Zombies have changed and evolved over the years. In recent films the mindless, shambling zombies of the past have been replaced by sprinters and runners with an insatiable appetite for human flesh. We've also seen zombies who can't talk and some who can. Adding to the dangers Derek and Mike face, in the world of "Pieces for Mom," all zombie types are represented. "It's a very unpredictable world of zombies," said Niles. "You could be walking by a zombie thinking you have a shambler on your hands, when suddenly he comes bolting after you. You just don't know."

Niles said that in addition to falling in love with this story, his other motivation in writing "Pieces for Mom" was an interest in working with the artist on the one shot, Andrew Ritchie. "I've worked with a lot of artists and let me say Andrew's stuff is so freaking creepy," said Niles. "I remember asking him to create a t-shirt design a while back and when he submitted his design my initial reaction was, 'We can't do this. Children will see this and start to cry!' [laughs] So, I really wanted to do something that would get Andrew out there, with the hope of generating more interest in both of us working together again."

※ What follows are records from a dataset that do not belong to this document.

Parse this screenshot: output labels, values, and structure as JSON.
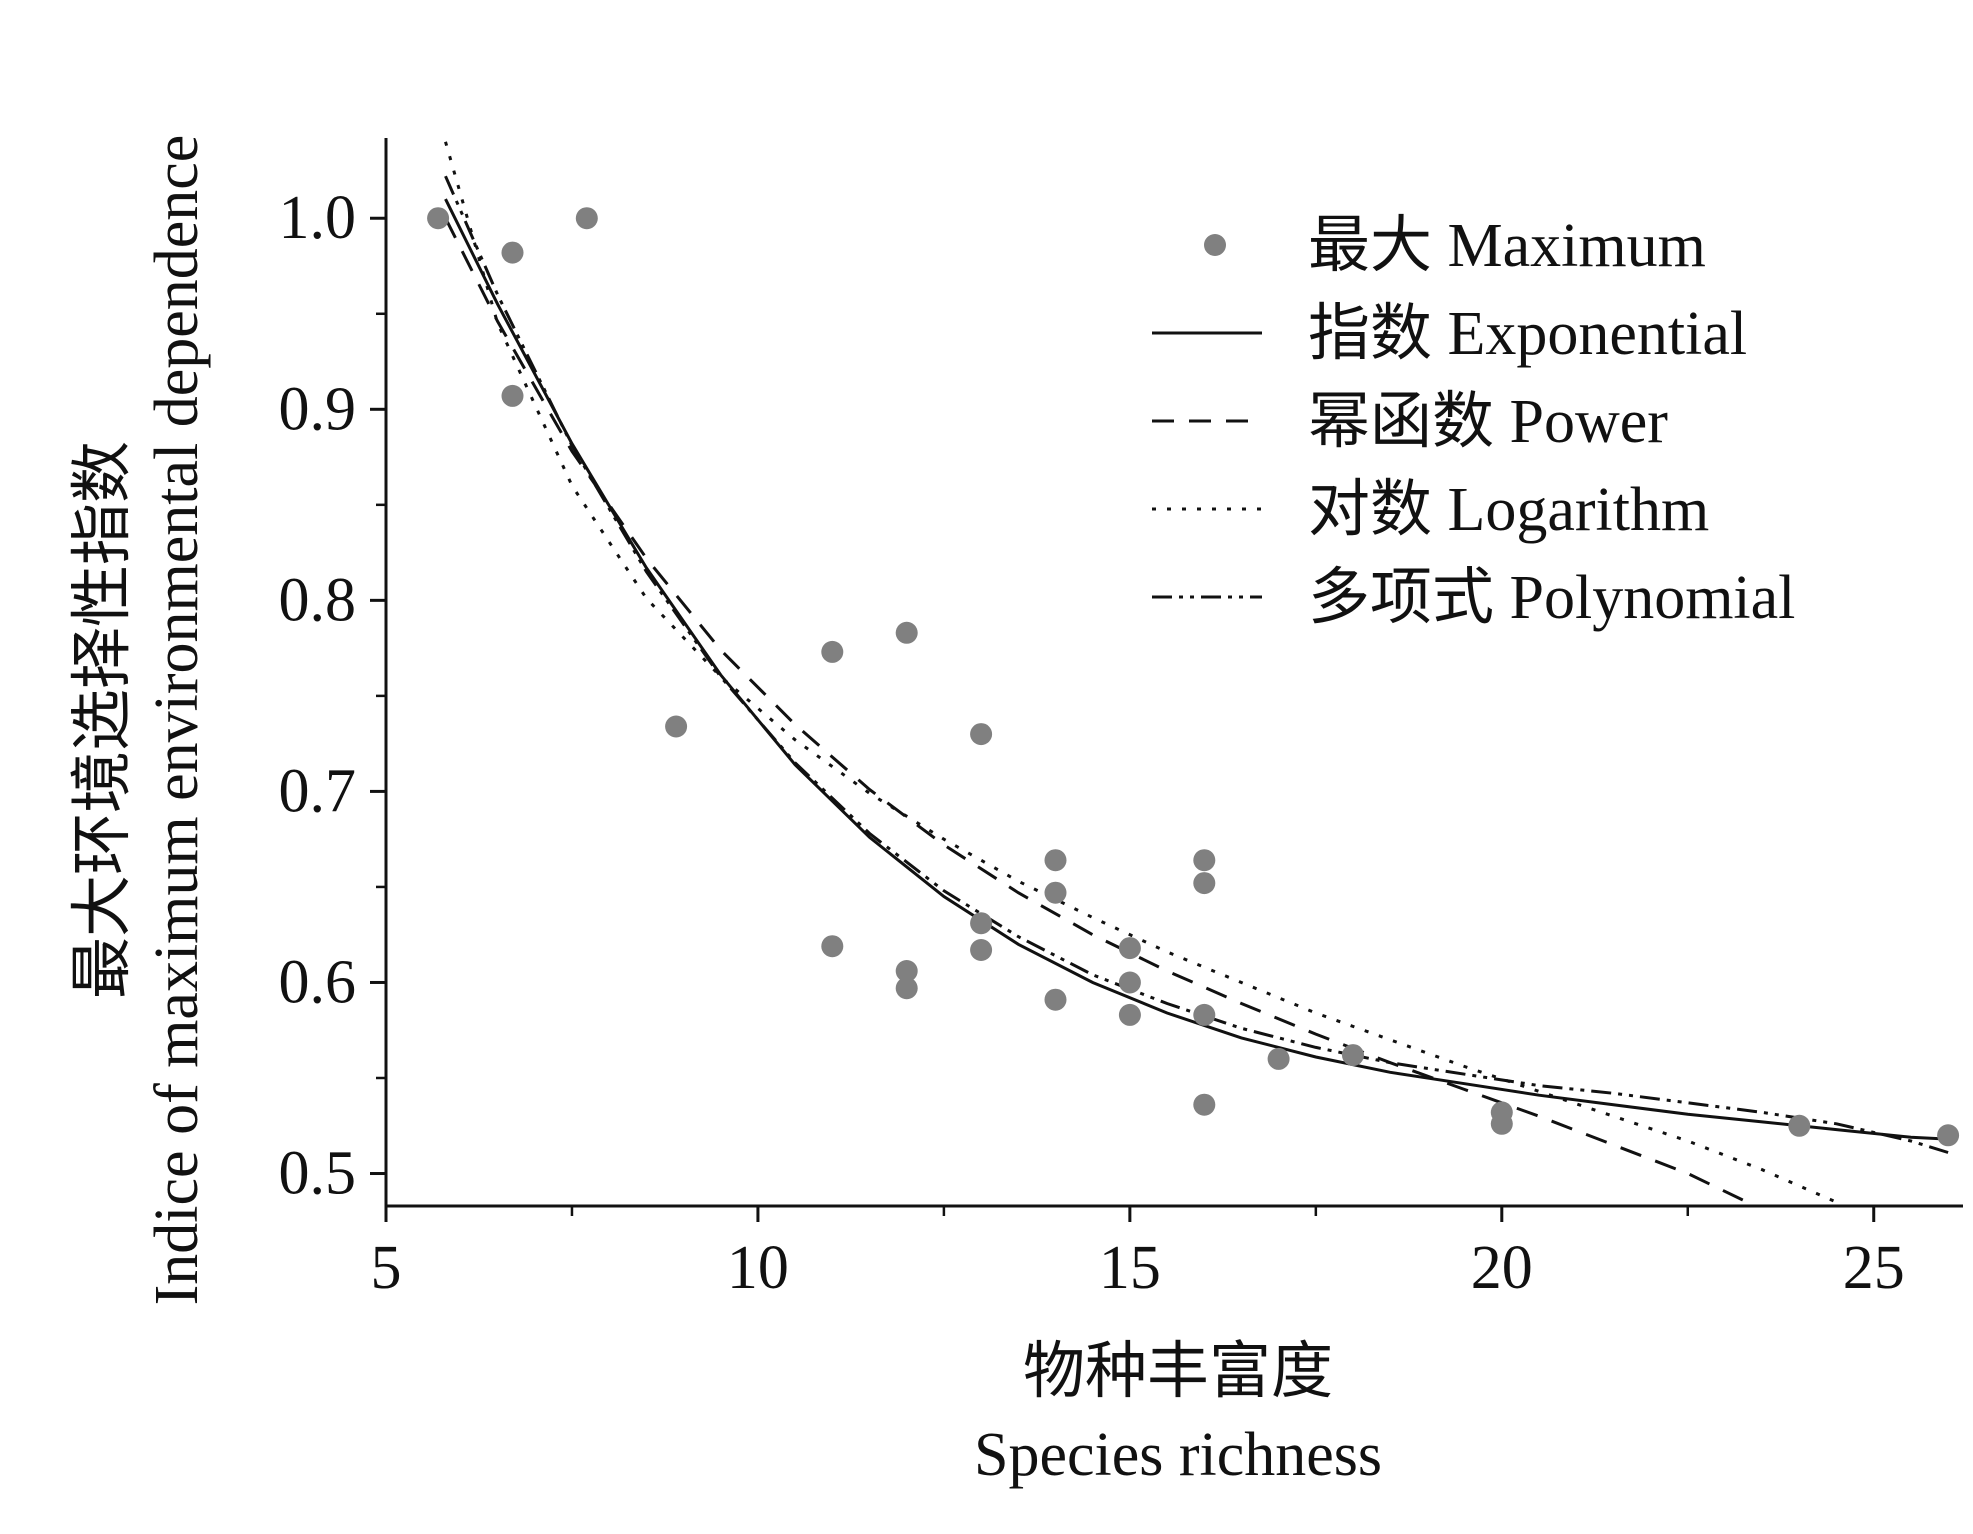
{
  "chart_data": {
    "type": "scatter",
    "title": "",
    "xlabel_cn": "物种丰富度",
    "xlabel_en": "Species richness",
    "ylabel_cn": "最大环境选择性指数",
    "ylabel_en": "Indice of maximum environmental dependence",
    "xlim": [
      5,
      26.2
    ],
    "ylim": [
      0.483,
      1.042
    ],
    "x_ticks": [
      5,
      10,
      15,
      20,
      25
    ],
    "x_tick_labels": [
      "5",
      "10",
      "15",
      "20",
      "25"
    ],
    "y_ticks": [
      0.5,
      0.6,
      0.7,
      0.8,
      0.9,
      1.0
    ],
    "y_tick_labels": [
      "0.5",
      "0.6",
      "0.7",
      "0.8",
      "0.9",
      "1.0"
    ],
    "grid": false,
    "legend_position": "top-right",
    "colors": {
      "points": "#808080",
      "lines": "#111111"
    },
    "series": [
      {
        "name": "最大 Maximum",
        "kind": "points",
        "x": [
          5.7,
          6.7,
          6.7,
          7.7,
          8.9,
          11.0,
          11.0,
          12.0,
          12.0,
          12.0,
          13.0,
          13.0,
          13.0,
          14.0,
          14.0,
          14.0,
          15.0,
          15.0,
          15.0,
          16.0,
          16.0,
          16.0,
          16.0,
          17.0,
          18.0,
          20.0,
          20.0,
          24.0,
          26.0
        ],
        "y": [
          1.0,
          0.982,
          0.907,
          1.0,
          0.734,
          0.773,
          0.619,
          0.783,
          0.606,
          0.597,
          0.73,
          0.631,
          0.617,
          0.664,
          0.647,
          0.591,
          0.618,
          0.6,
          0.583,
          0.664,
          0.652,
          0.583,
          0.536,
          0.56,
          0.562,
          0.532,
          0.526,
          0.525,
          0.52
        ]
      },
      {
        "name": "指数 Exponential",
        "kind": "line",
        "dash": "solid",
        "x": [
          5.8,
          6.5,
          7.5,
          8.5,
          9.5,
          10.5,
          11.5,
          12.5,
          13.5,
          14.5,
          15.5,
          16.5,
          17.5,
          18.5,
          19.5,
          20.5,
          21.5,
          22.5,
          23.5,
          24.5,
          25.5,
          26.0
        ],
        "y": [
          1.01,
          0.955,
          0.882,
          0.817,
          0.761,
          0.714,
          0.676,
          0.645,
          0.62,
          0.6,
          0.584,
          0.571,
          0.561,
          0.553,
          0.547,
          0.541,
          0.536,
          0.531,
          0.527,
          0.523,
          0.519,
          0.518
        ]
      },
      {
        "name": "幂函数 Power",
        "kind": "line",
        "dash": "dashed",
        "x": [
          5.8,
          6.5,
          7.5,
          8.5,
          9.5,
          10.5,
          11.5,
          12.5,
          13.5,
          14.5,
          15.5,
          16.5,
          17.5,
          18.5,
          19.5,
          20.5,
          21.5,
          22.5,
          23.3
        ],
        "y": [
          1.0,
          0.946,
          0.878,
          0.822,
          0.774,
          0.735,
          0.701,
          0.672,
          0.647,
          0.625,
          0.606,
          0.589,
          0.573,
          0.558,
          0.544,
          0.53,
          0.515,
          0.5,
          0.485
        ]
      },
      {
        "name": "对数 Logarithm",
        "kind": "line",
        "dash": "dotted",
        "x": [
          5.8,
          6.5,
          7.5,
          8.5,
          9.5,
          10.5,
          11.5,
          12.5,
          13.5,
          14.5,
          15.5,
          16.5,
          17.5,
          18.5,
          19.5,
          20.5,
          21.5,
          22.5,
          23.5,
          24.5
        ],
        "y": [
          1.04,
          0.945,
          0.86,
          0.801,
          0.76,
          0.727,
          0.699,
          0.675,
          0.653,
          0.634,
          0.616,
          0.6,
          0.584,
          0.57,
          0.556,
          0.543,
          0.53,
          0.517,
          0.502,
          0.485
        ]
      },
      {
        "name": "多项式 Polynomial",
        "kind": "line",
        "dash": "dashdotdot",
        "x": [
          5.8,
          6.5,
          7.5,
          8.5,
          9.5,
          10.5,
          11.5,
          12.5,
          13.5,
          14.5,
          15.5,
          16.5,
          17.5,
          18.5,
          19.5,
          20.5,
          21.5,
          22.5,
          23.5,
          24.5,
          25.5,
          26.0
        ],
        "y": [
          1.022,
          0.96,
          0.881,
          0.815,
          0.76,
          0.715,
          0.678,
          0.648,
          0.624,
          0.604,
          0.589,
          0.576,
          0.566,
          0.558,
          0.552,
          0.546,
          0.542,
          0.537,
          0.532,
          0.526,
          0.517,
          0.511
        ]
      }
    ]
  }
}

Niles takes an interesting turn in having this zombie story told through the eyes of teenage boys and realized once he finished that there might be more to this idea. "When I originally started writing this story, I thought it would be another chapter of 'Remains,' but 'Remains' didn't really take off as much as I'd hoped and everyone got busy doing other stuff. But, I want to do more. As soon as I got into 'Pieces for Mom,' I felt it really worked and moved along nicely. I'm thinking of tackling this subject as a novel. I'm in talks to right now to write my first original novel (outside of the Cal novels, which I guess are considered underground).

"I like writing from a kids perspective. It's very unique and brings lots of possibilities to the table. For instance, the brother's ability in 'Pieces For Mom' to still be so incredibly self-centered despite everything else going on around him. That's a trait of kids. It's not a bad thing. When you have a self-centered character who's an adult, he's just the prick in the story. But in this, you think, 'Well, that's kids.'"

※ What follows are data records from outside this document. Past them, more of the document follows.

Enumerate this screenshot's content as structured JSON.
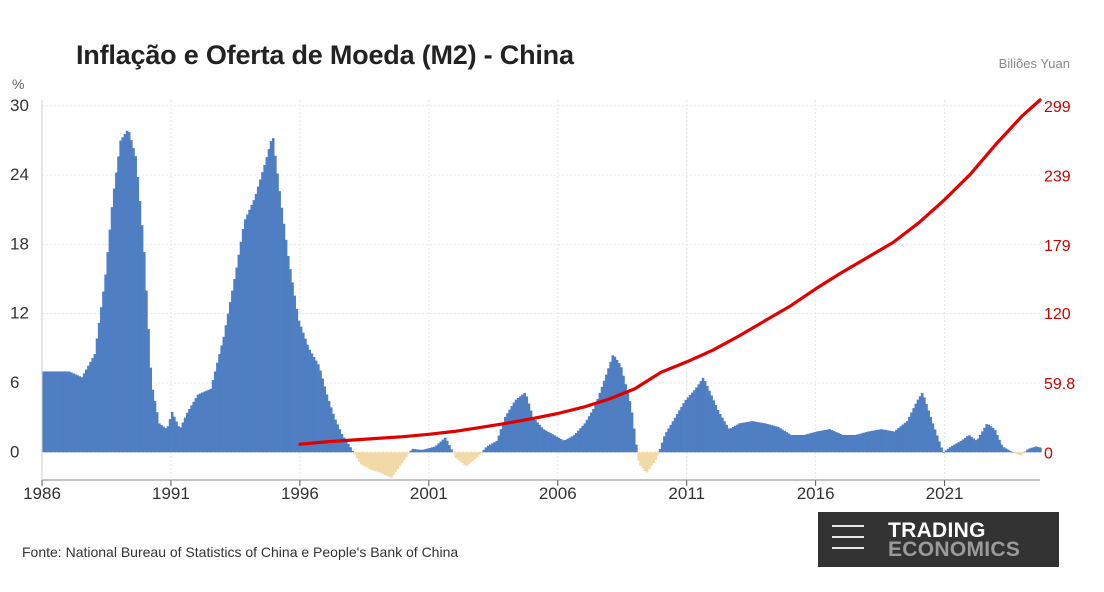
{
  "title": "Inflação e Oferta de Moeda (M2) - China",
  "left_unit": "%",
  "right_unit": "Biliões Yuan",
  "source": "Fonte: National Bureau of Statistics of China e People's Bank of China",
  "logo": {
    "line1": "TRADING",
    "line2": "ECONOMICS"
  },
  "chart_data": {
    "type": "bar+line",
    "x_ticks": [
      "1986",
      "1991",
      "1996",
      "2001",
      "2006",
      "2011",
      "2016",
      "2021"
    ],
    "x_range": [
      1986,
      2024.7
    ],
    "y_left": {
      "ticks": [
        "30",
        "24",
        "18",
        "12",
        "6",
        "0"
      ],
      "range": [
        -2.4,
        30.5
      ]
    },
    "y_right": {
      "ticks": [
        "299",
        "239",
        "179",
        "120",
        "59.8",
        "0"
      ],
      "range": [
        -23.9,
        304
      ]
    },
    "grid": true,
    "colors": {
      "positive_bars": "#4f7fc2",
      "negative_bars": "#f2d9a8",
      "m2_line": "#e00000",
      "right_axis_text": "#cc0000"
    },
    "inflation_series": {
      "name": "",
      "axis": "left",
      "points": [
        [
          1986.0,
          7.0
        ],
        [
          1987.0,
          7.0
        ],
        [
          1987.5,
          6.5
        ],
        [
          1988.0,
          8.5
        ],
        [
          1988.4,
          15.0
        ],
        [
          1988.7,
          22.0
        ],
        [
          1989.0,
          27.0
        ],
        [
          1989.3,
          28.0
        ],
        [
          1989.6,
          25.5
        ],
        [
          1989.9,
          18.0
        ],
        [
          1990.2,
          6.0
        ],
        [
          1990.5,
          2.5
        ],
        [
          1990.8,
          2.0
        ],
        [
          1991.0,
          3.5
        ],
        [
          1991.3,
          2.0
        ],
        [
          1991.6,
          3.5
        ],
        [
          1992.0,
          5.0
        ],
        [
          1992.5,
          5.5
        ],
        [
          1993.0,
          10.0
        ],
        [
          1993.5,
          16.0
        ],
        [
          1993.8,
          20.0
        ],
        [
          1994.2,
          22.0
        ],
        [
          1994.6,
          25.0
        ],
        [
          1994.9,
          27.5
        ],
        [
          1995.2,
          22.0
        ],
        [
          1995.5,
          17.0
        ],
        [
          1995.9,
          11.5
        ],
        [
          1996.3,
          9.0
        ],
        [
          1996.7,
          7.5
        ],
        [
          1997.0,
          5.0
        ],
        [
          1997.3,
          3.0
        ],
        [
          1997.6,
          1.5
        ],
        [
          1997.9,
          0.5
        ],
        [
          1998.3,
          -1.0
        ],
        [
          1998.7,
          -1.5
        ],
        [
          1999.1,
          -1.8
        ],
        [
          1999.5,
          -2.2
        ],
        [
          1999.9,
          -1.0
        ],
        [
          2000.3,
          0.3
        ],
        [
          2000.7,
          0.2
        ],
        [
          2001.2,
          0.5
        ],
        [
          2001.6,
          1.3
        ],
        [
          2002.0,
          -0.5
        ],
        [
          2002.4,
          -1.2
        ],
        [
          2002.8,
          -0.5
        ],
        [
          2003.2,
          0.5
        ],
        [
          2003.6,
          1.0
        ],
        [
          2003.9,
          3.0
        ],
        [
          2004.3,
          4.5
        ],
        [
          2004.7,
          5.2
        ],
        [
          2005.0,
          3.0
        ],
        [
          2005.4,
          2.0
        ],
        [
          2005.8,
          1.5
        ],
        [
          2006.2,
          1.0
        ],
        [
          2006.6,
          1.5
        ],
        [
          2007.0,
          2.5
        ],
        [
          2007.4,
          4.0
        ],
        [
          2007.8,
          6.5
        ],
        [
          2008.1,
          8.5
        ],
        [
          2008.4,
          7.5
        ],
        [
          2008.8,
          4.0
        ],
        [
          2009.1,
          -1.0
        ],
        [
          2009.4,
          -1.8
        ],
        [
          2009.8,
          -0.5
        ],
        [
          2010.1,
          1.5
        ],
        [
          2010.5,
          3.0
        ],
        [
          2010.9,
          4.5
        ],
        [
          2011.3,
          5.5
        ],
        [
          2011.6,
          6.5
        ],
        [
          2011.9,
          5.0
        ],
        [
          2012.2,
          3.5
        ],
        [
          2012.6,
          2.0
        ],
        [
          2013.0,
          2.5
        ],
        [
          2013.5,
          2.7
        ],
        [
          2014.0,
          2.5
        ],
        [
          2014.5,
          2.2
        ],
        [
          2015.0,
          1.5
        ],
        [
          2015.5,
          1.5
        ],
        [
          2016.0,
          1.8
        ],
        [
          2016.5,
          2.0
        ],
        [
          2017.0,
          1.5
        ],
        [
          2017.5,
          1.5
        ],
        [
          2018.0,
          1.8
        ],
        [
          2018.5,
          2.0
        ],
        [
          2019.0,
          1.8
        ],
        [
          2019.5,
          2.7
        ],
        [
          2019.9,
          4.5
        ],
        [
          2020.1,
          5.2
        ],
        [
          2020.5,
          2.5
        ],
        [
          2020.9,
          0.0
        ],
        [
          2021.2,
          0.5
        ],
        [
          2021.6,
          1.0
        ],
        [
          2021.9,
          1.5
        ],
        [
          2022.2,
          1.0
        ],
        [
          2022.6,
          2.5
        ],
        [
          2022.9,
          2.0
        ],
        [
          2023.2,
          0.5
        ],
        [
          2023.6,
          0.0
        ],
        [
          2023.9,
          -0.3
        ],
        [
          2024.2,
          0.3
        ],
        [
          2024.5,
          0.5
        ],
        [
          2024.7,
          0.4
        ]
      ]
    },
    "m2_series": {
      "name": "",
      "axis": "right",
      "points": [
        [
          1996.0,
          7.0
        ],
        [
          1997.0,
          9.0
        ],
        [
          1998.0,
          10.5
        ],
        [
          1999.0,
          12.0
        ],
        [
          2000.0,
          13.5
        ],
        [
          2001.0,
          15.5
        ],
        [
          2002.0,
          18.0
        ],
        [
          2003.0,
          21.5
        ],
        [
          2004.0,
          25.0
        ],
        [
          2005.0,
          29.0
        ],
        [
          2006.0,
          33.5
        ],
        [
          2007.0,
          39.0
        ],
        [
          2008.0,
          46.0
        ],
        [
          2009.0,
          55.0
        ],
        [
          2010.0,
          69.0
        ],
        [
          2011.0,
          78.0
        ],
        [
          2012.0,
          88.0
        ],
        [
          2013.0,
          100.0
        ],
        [
          2014.0,
          113.0
        ],
        [
          2015.0,
          126.0
        ],
        [
          2016.0,
          141.0
        ],
        [
          2017.0,
          155.0
        ],
        [
          2018.0,
          168.0
        ],
        [
          2019.0,
          181.0
        ],
        [
          2020.0,
          198.0
        ],
        [
          2021.0,
          218.0
        ],
        [
          2022.0,
          240.0
        ],
        [
          2023.0,
          266.0
        ],
        [
          2024.0,
          290.0
        ],
        [
          2024.7,
          304.0
        ]
      ]
    }
  }
}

Considering zombies have been so well mined in comics with many more zombie comics to come, a creator might think twice about tackling the genre considering the sheer number of zombie comics available. But Niles had no trepidation when crafting "Pieces for Mom," in large part due to the work of his artistic collaborator. "I think Andrew's art stands above the rest and helps make this book stand out," said Niles. "It's so disgusting! It's probably the most disgusting thing I've ever published and I just love it."